A POLÍTICA DO SIGNIFICADO
A
política de um país reflete o modelo de sua cultura.
Isso parece óbvio, no entanto, quando vemos casos como
o da Indonésia percebemos que não é bem assim.
A
Indonésia, desde 1945 tem sido sucessivamente palco
de revolução, democracia parlamentar, guerra civil,
autocracia presidencial, assassinato em massa e denominação
militarista. Em meio a esta situação qual seria o modelo
de sua cultura?
Geertz
(1989, p. 144) descreve:
Por
maior que possa ter sido (ou não) a força dilacerante
dos massacres, a matriz conceptual dentro da
qual o país se vinha movimentando não pode ter
mudado radicalmente, se não por outro motivo,
porque ela está profundamente enraizada nas
realidades das estruturas social e econômica
indonésia, enquanto os massacres não estão.
Java ainda é terrivelmente superpovoada, a exportação
de produtos primários ainda é a principal fonte
de comércio exterior, ainda há tantas ilhas,
idiomas, religiões e grupos étnicos como sempre
houve (e até mais, agora que a Nova Guiné Ocidental
foi anexada) e as cidades continuam cheias de
intelectuais sem lugar, de negociantes sem capital,
e as aldeias de camponeses sem terra. |
Ainda
que o estado da mente dos indonésios seja diferente
por conta dos horrores, a sociedade e as estruturas
de significado que a informam continuam praticamente
as mesmas.
As
interpretações culturais da política que fazemos podem
ser poderosas na medida em que podem sobreviver intelectualmente
aos acontecimentos políticos. Isso acontece dependendo
do grau em que se encontra sociologicamente fundamentada.

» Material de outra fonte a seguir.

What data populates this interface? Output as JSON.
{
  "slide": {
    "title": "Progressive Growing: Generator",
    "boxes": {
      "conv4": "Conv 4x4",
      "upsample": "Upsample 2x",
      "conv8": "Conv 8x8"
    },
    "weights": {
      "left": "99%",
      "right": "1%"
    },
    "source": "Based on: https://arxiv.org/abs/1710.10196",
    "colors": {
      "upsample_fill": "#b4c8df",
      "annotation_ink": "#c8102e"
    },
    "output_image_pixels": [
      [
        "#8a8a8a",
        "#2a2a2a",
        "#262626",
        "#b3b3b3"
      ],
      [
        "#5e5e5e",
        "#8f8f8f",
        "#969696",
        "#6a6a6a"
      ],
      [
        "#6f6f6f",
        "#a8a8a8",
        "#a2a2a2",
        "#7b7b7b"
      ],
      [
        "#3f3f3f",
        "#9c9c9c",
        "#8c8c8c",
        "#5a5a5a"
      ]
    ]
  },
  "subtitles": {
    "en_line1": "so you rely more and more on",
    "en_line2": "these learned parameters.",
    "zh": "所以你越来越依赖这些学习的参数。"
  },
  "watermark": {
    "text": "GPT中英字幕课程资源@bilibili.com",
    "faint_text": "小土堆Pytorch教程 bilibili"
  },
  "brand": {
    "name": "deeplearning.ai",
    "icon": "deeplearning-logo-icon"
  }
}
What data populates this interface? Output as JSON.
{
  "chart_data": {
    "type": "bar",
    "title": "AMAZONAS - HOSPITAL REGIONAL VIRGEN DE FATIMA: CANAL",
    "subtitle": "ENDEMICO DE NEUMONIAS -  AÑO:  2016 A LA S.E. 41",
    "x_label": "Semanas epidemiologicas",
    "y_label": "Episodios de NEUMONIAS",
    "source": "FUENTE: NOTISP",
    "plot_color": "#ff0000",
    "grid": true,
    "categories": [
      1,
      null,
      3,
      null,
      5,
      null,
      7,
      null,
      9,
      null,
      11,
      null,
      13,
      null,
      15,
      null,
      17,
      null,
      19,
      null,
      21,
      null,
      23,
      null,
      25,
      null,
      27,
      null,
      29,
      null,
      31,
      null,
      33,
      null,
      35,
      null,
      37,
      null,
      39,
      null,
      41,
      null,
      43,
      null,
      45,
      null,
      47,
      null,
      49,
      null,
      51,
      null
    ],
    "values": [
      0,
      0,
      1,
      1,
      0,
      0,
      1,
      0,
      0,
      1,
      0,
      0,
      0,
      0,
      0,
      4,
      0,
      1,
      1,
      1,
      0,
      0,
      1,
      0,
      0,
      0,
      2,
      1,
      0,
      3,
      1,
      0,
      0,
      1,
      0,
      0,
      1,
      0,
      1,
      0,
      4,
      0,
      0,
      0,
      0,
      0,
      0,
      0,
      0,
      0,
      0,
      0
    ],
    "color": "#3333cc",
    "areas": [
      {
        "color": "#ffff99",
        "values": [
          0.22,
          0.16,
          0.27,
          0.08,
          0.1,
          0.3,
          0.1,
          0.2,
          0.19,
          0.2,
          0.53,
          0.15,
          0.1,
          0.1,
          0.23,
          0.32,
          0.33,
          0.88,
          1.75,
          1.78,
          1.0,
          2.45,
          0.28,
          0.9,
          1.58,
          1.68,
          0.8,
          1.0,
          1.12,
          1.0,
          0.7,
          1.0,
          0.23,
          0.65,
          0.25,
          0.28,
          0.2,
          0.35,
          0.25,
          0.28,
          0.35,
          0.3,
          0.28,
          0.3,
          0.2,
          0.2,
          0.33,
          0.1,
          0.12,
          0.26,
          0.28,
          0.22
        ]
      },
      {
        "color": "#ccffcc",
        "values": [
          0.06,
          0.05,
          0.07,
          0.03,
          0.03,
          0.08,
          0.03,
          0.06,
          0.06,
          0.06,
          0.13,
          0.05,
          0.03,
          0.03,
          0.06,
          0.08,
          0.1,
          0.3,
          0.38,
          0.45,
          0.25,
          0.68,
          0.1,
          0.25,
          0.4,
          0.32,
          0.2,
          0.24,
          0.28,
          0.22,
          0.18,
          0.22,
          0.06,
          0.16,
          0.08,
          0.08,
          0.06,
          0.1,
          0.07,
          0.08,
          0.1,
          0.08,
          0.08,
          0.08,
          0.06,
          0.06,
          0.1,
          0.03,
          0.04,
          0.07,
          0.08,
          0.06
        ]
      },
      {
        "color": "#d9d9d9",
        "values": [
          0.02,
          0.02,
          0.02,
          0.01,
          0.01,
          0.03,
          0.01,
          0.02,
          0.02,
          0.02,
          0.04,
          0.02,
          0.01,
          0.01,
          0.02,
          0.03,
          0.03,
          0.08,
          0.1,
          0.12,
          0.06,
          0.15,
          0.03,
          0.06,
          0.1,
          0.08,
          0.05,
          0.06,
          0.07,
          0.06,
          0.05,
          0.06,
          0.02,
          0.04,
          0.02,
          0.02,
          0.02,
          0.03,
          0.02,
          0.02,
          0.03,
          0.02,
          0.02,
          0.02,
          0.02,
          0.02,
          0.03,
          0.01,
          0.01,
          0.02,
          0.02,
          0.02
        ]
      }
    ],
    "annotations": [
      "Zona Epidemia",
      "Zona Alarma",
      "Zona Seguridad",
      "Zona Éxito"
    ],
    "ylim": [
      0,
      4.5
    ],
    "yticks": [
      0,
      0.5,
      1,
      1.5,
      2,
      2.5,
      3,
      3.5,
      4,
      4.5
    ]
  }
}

Quando a sociedade e a política estão seguras de forma
conveniente, o que quer que ocorra apenas as reforça;
mas se não estiverem o que quer que ocorra as
explodirá.
Burckhardt
(apud GEERTZ, 1989, p. 145) registra:
Talvez
seja possível indicar muitos contrastes e graduações
entre as diferentes nações, mas não é dado à
percepção humana alcançar o equilíbrio do todo.
A verdade última, no que diz respeito ao caráter,
à consciência e à culpa de um povo, permanece
um segredo para sempre. Seus defeitos têm outro
lado, onde reaparecem como peculiaridade e até
mesmo como virtudes. Devemos deixar que ajam
como queira aqueles que encontram prazer em
censurar acremente nações inteiras. Os povos
da Europa podem maltratar, mas felizmente não
se julgam uns aos outros. Uma grande nação,
entretecida por suas realizações, sua prosperidade
com toda a vida do mundo moderno, pode dar-se
ao luxo de ignorar tanto os seus defensores
como seus acusadores. Ela continua a viver
com ou sem a aprovação dos teóricos.